I fell to my knees, the room shrinking around me. My head spun in dark chaos, throbbing with terror. A low hum, similar to the noise Ligeia’s and Rosalie’s ghosts had made, buzzed from the corners of the solarium. I shriveled against it, pressing my hands over my ears, but nothing could muffle the roar. It grew louder and louder, and I cried out, screaming against the chaos. I was certain my eardrums would burst.
And then it was suddenly gone, and the only noise I heard was Cassius’s footsteps as he approached me.
“Get up.”
I remained where I was, wishing the ground would swallow me whole.
“Annaleigh,” he warned.
Certain I was about to take my life’s final breaths, I rose to my knees, shivering before him.

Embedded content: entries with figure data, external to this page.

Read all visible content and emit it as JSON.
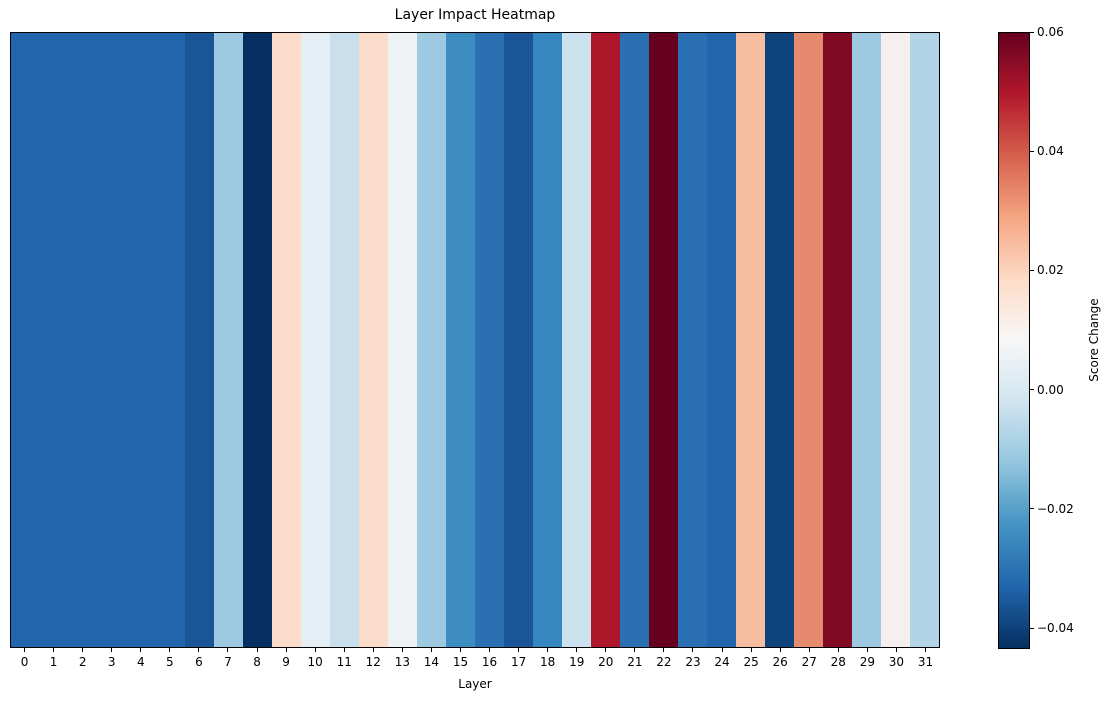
{
  "chart_data": {
    "type": "heatmap",
    "title": "Layer Impact Heatmap",
    "xlabel": "Layer",
    "ylabel": "",
    "colormap": "RdBu_r",
    "colorbar_label": "Score Change",
    "vmin": -0.0435,
    "vmax": 0.06,
    "colorbar_ticks": [
      0.06,
      0.04,
      0.02,
      0.0,
      -0.02,
      -0.04
    ],
    "colorbar_tick_labels": [
      "0.06",
      "0.04",
      "0.02",
      "0.00",
      "−0.02",
      "−0.04"
    ],
    "categories": [
      "0",
      "1",
      "2",
      "3",
      "4",
      "5",
      "6",
      "7",
      "8",
      "9",
      "10",
      "11",
      "12",
      "13",
      "14",
      "15",
      "16",
      "17",
      "18",
      "19",
      "20",
      "21",
      "22",
      "23",
      "24",
      "25",
      "26",
      "27",
      "28",
      "29",
      "30",
      "31"
    ],
    "values": [
      -0.033,
      -0.033,
      -0.033,
      -0.033,
      -0.033,
      -0.033,
      -0.037,
      -0.009,
      -0.0435,
      0.017,
      0.005,
      -0.002,
      0.017,
      0.007,
      -0.009,
      -0.026,
      -0.031,
      -0.037,
      -0.028,
      -0.002,
      0.047,
      -0.031,
      0.06,
      -0.031,
      -0.033,
      0.023,
      -0.04,
      0.032,
      0.056,
      -0.009,
      0.01,
      -0.005
    ],
    "cell_colors": [
      "#2166ac",
      "#2166ac",
      "#2166ac",
      "#2166ac",
      "#2166ac",
      "#2166ac",
      "#1a5597",
      "#9ecae1",
      "#053061",
      "#fbdccb",
      "#e4eef4",
      "#c9e0ec",
      "#fbdccb",
      "#eef2f5",
      "#9ecae1",
      "#3d8dc3",
      "#2c70b4",
      "#1a5597",
      "#3686c0",
      "#cce2ee",
      "#ae1729",
      "#2c70b4",
      "#67001f",
      "#2c70b4",
      "#2166ac",
      "#f6bea0",
      "#0f437c",
      "#e58a6f",
      "#7f0a22",
      "#9ecae1",
      "#f5f0ed",
      "#b3d4e7"
    ],
    "grid": false,
    "legend": "colorbar-right"
  }
}
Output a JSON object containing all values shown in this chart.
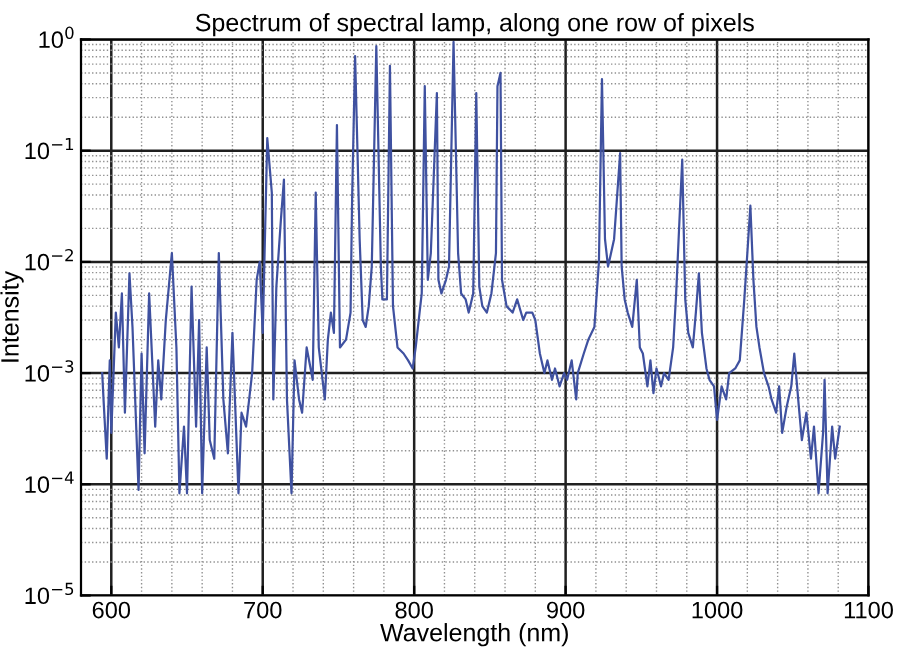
{
  "chart_data": {
    "type": "line",
    "title": "Spectrum of spectral lamp, along one row of pixels",
    "xlabel": "Wavelength (nm)",
    "ylabel": "Intensity",
    "log": "y",
    "grid": true,
    "xlim": [
      580,
      1100
    ],
    "xticks": [
      600,
      700,
      800,
      900,
      1000,
      1100
    ],
    "ylim": [
      1e-05,
      1
    ],
    "yticks": [
      {
        "value": 1e-05,
        "label": "10$^{−5}$"
      },
      {
        "value": 0.0001,
        "label": "10$^{−4}$"
      },
      {
        "value": 0.001,
        "label": "10$^{−3}$"
      },
      {
        "value": 0.01,
        "label": "10$^{−2}$"
      },
      {
        "value": 0.1,
        "label": "10$^{−1}$"
      },
      {
        "value": 1,
        "label": "10$^{0}$"
      }
    ],
    "series": [
      {
        "color": "#3f51a0",
        "x": [
          594,
          595,
          597,
          599,
          600,
          603,
          605,
          607,
          609,
          612,
          614,
          618,
          620,
          622,
          625,
          629,
          631,
          633,
          636,
          640,
          643,
          645,
          648,
          650,
          653,
          656,
          658,
          660,
          663,
          665,
          668,
          671,
          674,
          677,
          680,
          684,
          686,
          689,
          693,
          696,
          698,
          700,
          703,
          706,
          707,
          709,
          712,
          714,
          716,
          719,
          721,
          724,
          726,
          729,
          733,
          735,
          737,
          741,
          743,
          745,
          747,
          749,
          751,
          755,
          758,
          759,
          761,
          764,
          766,
          768,
          770,
          772,
          775,
          778,
          779,
          782,
          784,
          786,
          789,
          793,
          796,
          799,
          801,
          803,
          805,
          807,
          809,
          811,
          815,
          816,
          818,
          821,
          823,
          826,
          829,
          831,
          834,
          836,
          839,
          841,
          843,
          845,
          848,
          851,
          854,
          855,
          857,
          858,
          861,
          865,
          868,
          872,
          874,
          878,
          880,
          883,
          886,
          888,
          891,
          893,
          896,
          899,
          901,
          904,
          907,
          908,
          912,
          915,
          919,
          922,
          924,
          926,
          928,
          930,
          932,
          936,
          937,
          939,
          941,
          944,
          947,
          949,
          951,
          954,
          956,
          958,
          960,
          963,
          965,
          968,
          971,
          973,
          975,
          977,
          979,
          981,
          984,
          986,
          988,
          990,
          993,
          995,
          998,
          1000,
          1003,
          1006,
          1008,
          1012,
          1015,
          1018,
          1020,
          1022,
          1024,
          1026,
          1028,
          1031,
          1034,
          1036,
          1039,
          1041,
          1043,
          1046,
          1049,
          1051,
          1054,
          1056,
          1059,
          1062,
          1064,
          1067,
          1070,
          1071,
          1073,
          1076,
          1078,
          1081
        ],
        "values": [
          0.001,
          0.00054,
          0.00017,
          0.0013,
          0.00029,
          0.0035,
          0.0017,
          0.0052,
          0.00044,
          0.0079,
          0.0026,
          8.9e-05,
          0.0015,
          0.00019,
          0.0052,
          0.00033,
          0.0013,
          0.00058,
          0.003,
          0.012,
          0.0017,
          8.3e-05,
          0.00033,
          8.3e-05,
          0.006,
          0.00033,
          0.003,
          8.3e-05,
          0.0017,
          0.00025,
          0.00017,
          0.012,
          0.00058,
          0.00019,
          0.0023,
          8.3e-05,
          0.00044,
          0.00033,
          0.001,
          0.0069,
          0.01,
          0.0023,
          0.13,
          0.042,
          0.00058,
          0.006,
          0.024,
          0.055,
          0.00058,
          8.3e-05,
          0.0013,
          0.00058,
          0.00044,
          0.0017,
          0.00087,
          0.042,
          0.0017,
          0.00058,
          0.002,
          0.0035,
          0.0023,
          0.17,
          0.0017,
          0.002,
          0.0035,
          0.036,
          0.71,
          0.016,
          0.003,
          0.0026,
          0.004,
          0.0091,
          0.87,
          0.0091,
          0.0046,
          0.0046,
          0.58,
          0.004,
          0.0017,
          0.0015,
          0.0013,
          0.0011,
          0.0017,
          0.003,
          0.0052,
          0.38,
          0.0069,
          0.012,
          0.33,
          0.0069,
          0.0052,
          0.0069,
          0.0091,
          0.95,
          0.012,
          0.0052,
          0.0046,
          0.0035,
          0.0052,
          0.33,
          0.006,
          0.004,
          0.0035,
          0.0052,
          0.012,
          0.38,
          0.5,
          0.0069,
          0.004,
          0.0035,
          0.0046,
          0.003,
          0.0035,
          0.0035,
          0.003,
          0.0015,
          0.001,
          0.0013,
          0.00087,
          0.0011,
          0.00076,
          0.001,
          0.00087,
          0.0013,
          0.00058,
          0.001,
          0.0015,
          0.002,
          0.0026,
          0.01,
          0.44,
          0.016,
          0.0091,
          0.012,
          0.016,
          0.095,
          0.0091,
          0.0046,
          0.0035,
          0.0026,
          0.0069,
          0.0017,
          0.0015,
          0.00076,
          0.0013,
          0.00066,
          0.0011,
          0.00076,
          0.001,
          0.00087,
          0.0017,
          0.0052,
          0.021,
          0.083,
          0.0046,
          0.0023,
          0.0017,
          0.0035,
          0.0079,
          0.0023,
          0.0011,
          0.00087,
          0.00076,
          0.00038,
          0.00076,
          0.00058,
          0.001,
          0.0011,
          0.0013,
          0.0046,
          0.012,
          0.032,
          0.0069,
          0.0026,
          0.0017,
          0.001,
          0.00076,
          0.00058,
          0.00044,
          0.00076,
          0.00029,
          0.0005,
          0.00076,
          0.0015,
          0.0005,
          0.00025,
          0.00044,
          0.00017,
          0.00033,
          8.3e-05,
          0.00029,
          0.00087,
          8.3e-05,
          0.00033,
          0.00017,
          0.00033
        ]
      }
    ]
  }
}
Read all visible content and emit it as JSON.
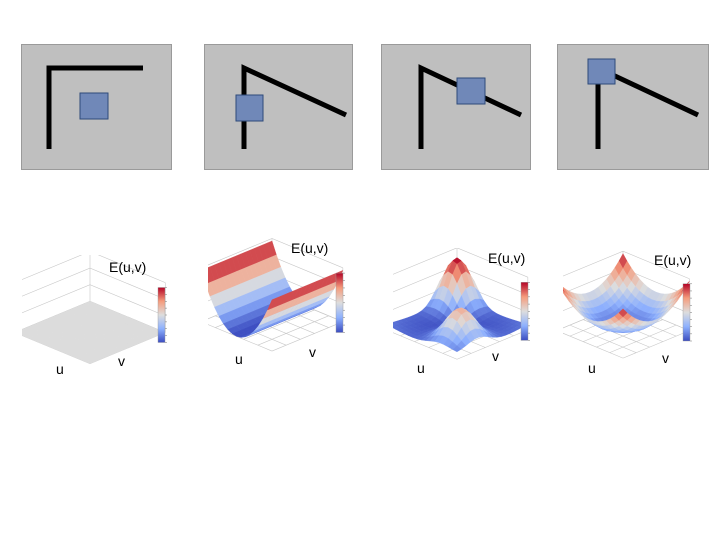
{
  "colors": {
    "panel_bg": "#bfbfbf",
    "window_fill": "#7088b8",
    "window_stroke": "#2e4a7a",
    "edge_stroke": "#000000",
    "flat_surface": "#dcdcdc",
    "colormap": "coolwarm"
  },
  "scenes": [
    {
      "case": "flat"
    },
    {
      "case": "edge"
    },
    {
      "case": "corner"
    },
    {
      "case": "corner-near"
    }
  ],
  "plots": [
    {
      "e_label": "E(u,v)",
      "u_label": "u",
      "v_label": "v",
      "surface": "flat"
    },
    {
      "e_label": "E(u,v)",
      "u_label": "u",
      "v_label": "v",
      "surface": "valley"
    },
    {
      "e_label": "E(u,v)",
      "u_label": "u",
      "v_label": "v",
      "surface": "peaks"
    },
    {
      "e_label": "E(u,v)",
      "u_label": "u",
      "v_label": "v",
      "surface": "bowl"
    }
  ]
}
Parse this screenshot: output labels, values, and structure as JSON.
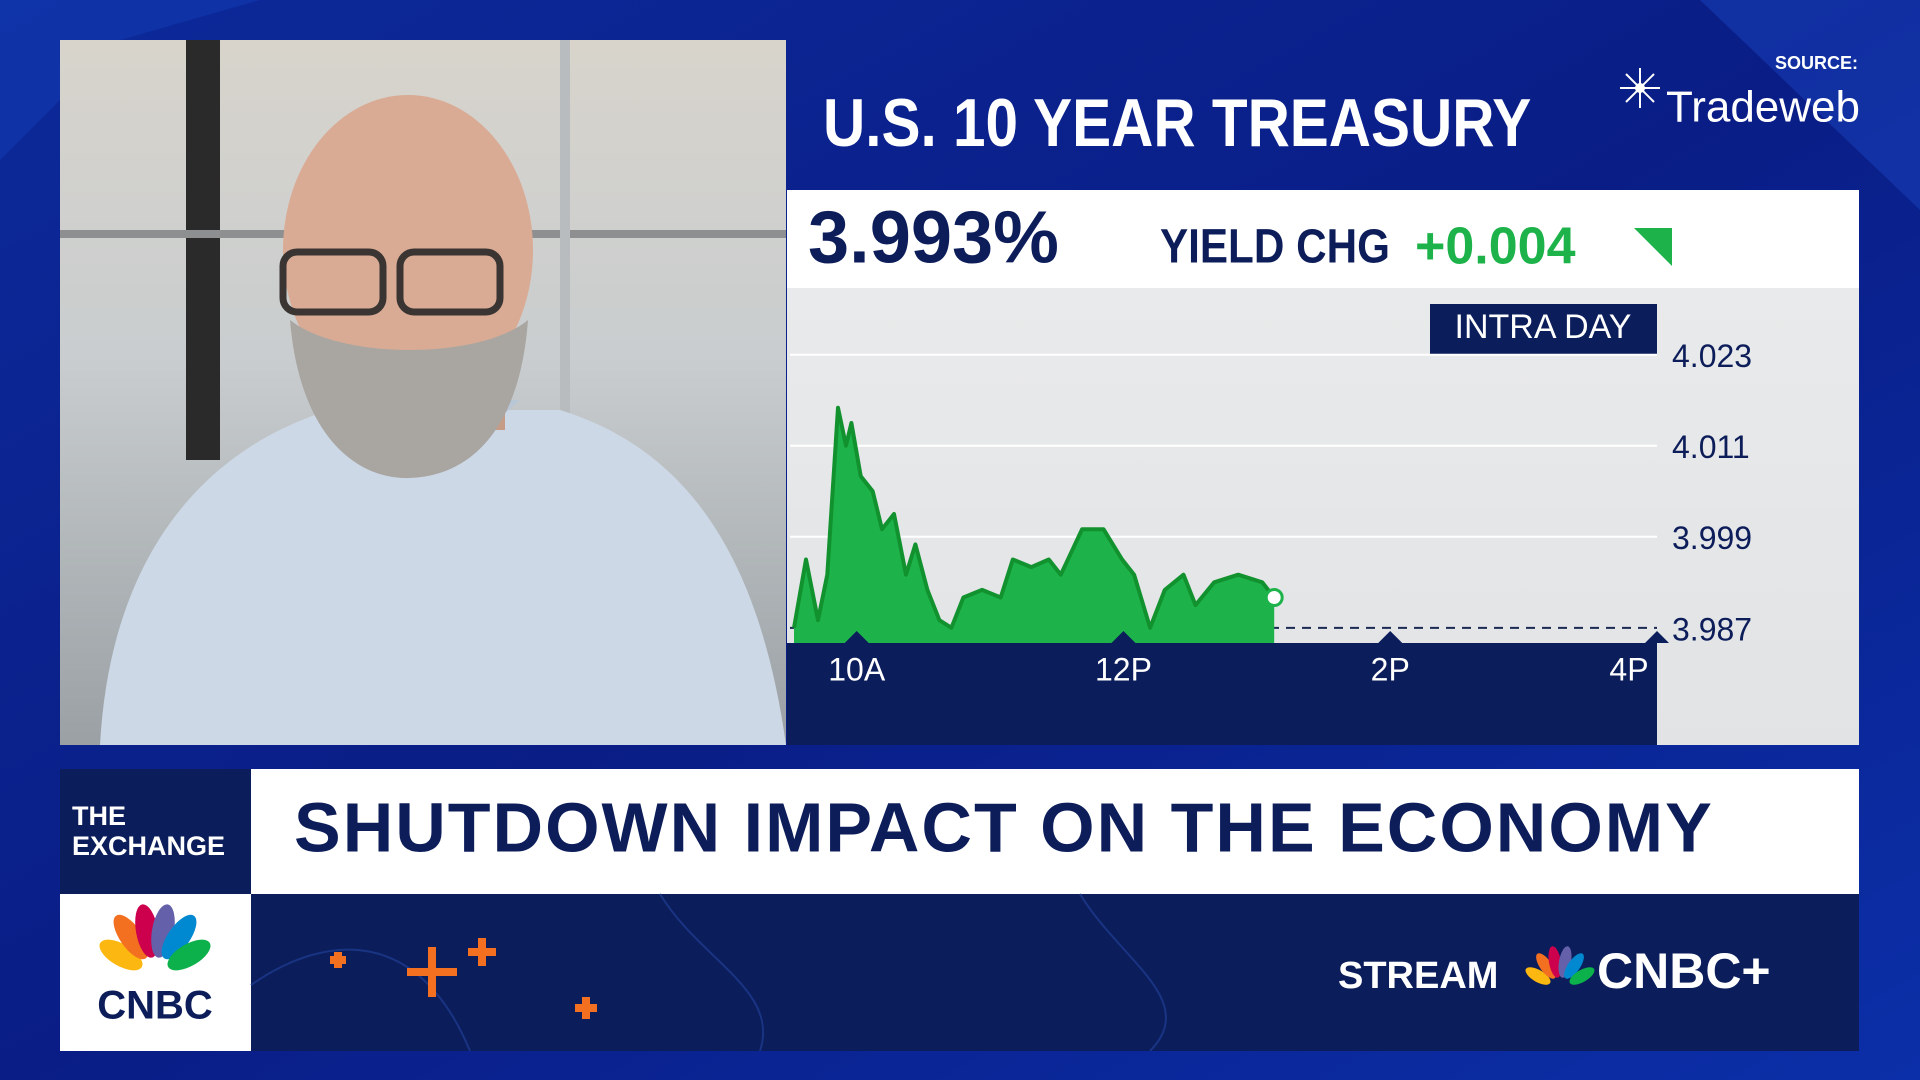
{
  "header": {
    "source_label": "SOURCE:",
    "source_name": "Tradeweb"
  },
  "chart_data": {
    "type": "area",
    "title": "U.S. 10 YEAR TREASURY",
    "current_yield": "3.993%",
    "change_label": "YIELD CHG",
    "change": "+0.004",
    "range_label": "INTRA DAY",
    "color": "#1db34a",
    "line_color": "#12922f",
    "x": [
      9.53,
      9.62,
      9.71,
      9.78,
      9.86,
      9.92,
      9.96,
      10.03,
      10.12,
      10.19,
      10.28,
      10.37,
      10.44,
      10.53,
      10.62,
      10.71,
      10.8,
      10.94,
      11.08,
      11.17,
      11.31,
      11.44,
      11.53,
      11.69,
      11.85,
      11.99,
      12.08,
      12.2,
      12.31,
      12.45,
      12.54,
      12.68,
      12.86,
      13.04,
      13.13
    ],
    "values": [
      3.987,
      3.996,
      3.988,
      3.994,
      4.016,
      4.011,
      4.014,
      4.007,
      4.005,
      4.0,
      4.002,
      3.994,
      3.998,
      3.992,
      3.988,
      3.987,
      3.991,
      3.992,
      3.991,
      3.996,
      3.995,
      3.996,
      3.994,
      4.0,
      4.0,
      3.996,
      3.994,
      3.987,
      3.992,
      3.994,
      3.99,
      3.993,
      3.994,
      3.993,
      3.991
    ],
    "xlim": [
      9.5,
      16
    ],
    "ylim": [
      3.985,
      4.031
    ],
    "xticks": [
      {
        "value": 10,
        "label": "10A"
      },
      {
        "value": 12,
        "label": "12P"
      },
      {
        "value": 14,
        "label": "2P"
      },
      {
        "value": 16,
        "label": "4P"
      }
    ],
    "yticks": [
      3.987,
      3.999,
      4.011,
      4.023
    ],
    "grid": true
  },
  "lower_third": {
    "show": [
      "THE",
      "EXCHANGE"
    ],
    "headline": "SHUTDOWN IMPACT ON THE ECONOMY",
    "network": "CNBC",
    "promo_label": "STREAM",
    "promo_brand": "CNBC+"
  }
}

“You honestly believe I killed your sisters?” His eyes roamed over me, his disappointment a tangible weight.
The pressure in my head tightened, like a fist clenching around my brain, knuckles unmercifully white. I turned to the side, retching. Cassius was immediately at my side, supporting my frame, holding back my hair. He murmured meaningless noises of assurance, his fingers tracing soothing patterns across my back as I threw up. When I dared to meet his gaze, it was as though I’d been lost on the water in a soupy fog, unsure of which way I was heading, before a swift wind picked up, revealing the shoreline had been in front of me all along.
As clarity rushed over me, my confusion turned to horror. What had I done?
“Cassius, I’m so sorry. I don’t…I don’t know what’s happening to me.” I wiped my mouth, wishing for water.
“It could be a concussion,” he muttered, probing the growing knot at the back of my head. “Let me see your hands.”
With far more tenderness than I deserved, he took them, examining the sides, swollen and split, the nails broken from trying to pry the doorframe free.
“What caused this?”
“I…I thought I’d been locked in.”
I could see in his eyes he didn’t believe me.
“And you couldn’t wait until someone came for help?”
We were much too close to one another. Color stained my cheeks and chest, and I looked down, ashamed to meet his eyes. “I saw my sisters.”
“Camille and Lenore locked you in here?”
I shook my head.
He frowned. “The little ones?”
Another shake.
“Oh.”
The jagged ends of my fingernails dug deep into the palm of my hand. “Do you believe in ghosts?”
He paused for such a long moment, I worried he thought me mad, but he nodded. “I do. We need to do something about your hands.”
“My hands?” I echoed. My hands were the least of my problems.
But Cassius drew me from the solarium and down the hall before I could protest. The sconces were unlit; the corridor was silent. It felt as if we were the only two people awake in the house, in Salann, in the whole of Arcannia.
“Hanna keeps a little box of gauze and ointments in a kit in the laundry room,” I offered, but he walked past the hall without pause. “Where are we going?”